When oil started falling I decided to start adding to some of these energy positions. In hindsight I got in too soon and I’m actually shocked to see oil as low as it is now.  

Basically, what’s going on is we have a problem with oversupply in the world. Much to many people’s surprise, demand is still growing.  A lot of people think that there is weak demand.  Demand is still growing, but supply had been growing faster because we got into a situation where American companies got very good at fracking.

And so they added to that supply and now we see that the OPEC nations are refusing to cut production because they would love to see these American companies go out of business and none of the OPEC countries wants to cut production unless all of them cut production, but OPEC needs a higher price of oil simply to meet their budgetary commitments.  

As a result, I think that relatively soon we’ll reach equilibrium between supply and demand and then we’ll start seeing oil prices not just stabilize, but going up a little bit.  

The XLE is an ETF that invests in energy companies and I think it’s a good way to get exposure to the energy sector if you want to avoid picking individual stocks.  

However, your listeners should be aware that the XLE is very heavily weighted towards just two companies, that’s Exxon Mobil (XOM) and Chevron (CVX). You won’t get as much diversification as you might think, but I think it’s still a good way to get exposure to energy.  

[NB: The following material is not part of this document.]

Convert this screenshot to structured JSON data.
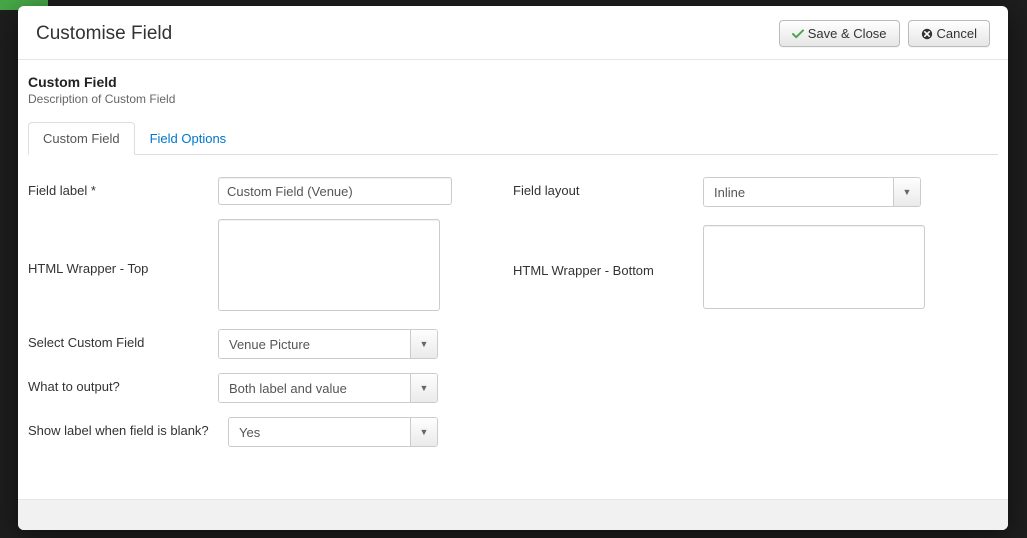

Steven Halpern:  You’ve also suggested buying Vanguard Utilities ETF (VPU), which, in a similar vein, does get broad exposure to the utility sector.  What’s the attraction here from your standpoint?

Vahan Janjigian:  Well, actually, I was comparing Vanguard Utilities to some overpriced stocks and said that I would rather be in something like the Vanguard Utilities Index rather than some of these overpriced stocks.

Utilities, of course, are interest rate sensitive, so there’s a school of thought that thinks that if the Fed were to raise interest rates then these companies might get hurt. There is some truth to that.

But in my view, the interest rate hikes by the Fed are so well anticipated by the market that I don’t think there’s much risk getting into utilities now for fear of interest rate hikes.

And, furthermore, even though I believe the Fed will raise rates, I think they’re going to be so careful about it and so slow about it that it won’t necessarily cause an interest rate hike on the longer end of the yield curve. So, given moderate amounts of increases in the Fed funds rate, I think utilities might actually end up being a good place to be.  

Steven Halpern:  Again, our guest is Vahan Janjigian of the Money Masters Stock Report.  Thank you so much for your insights today.

Vahan Janjigian:  My pleasure Steve.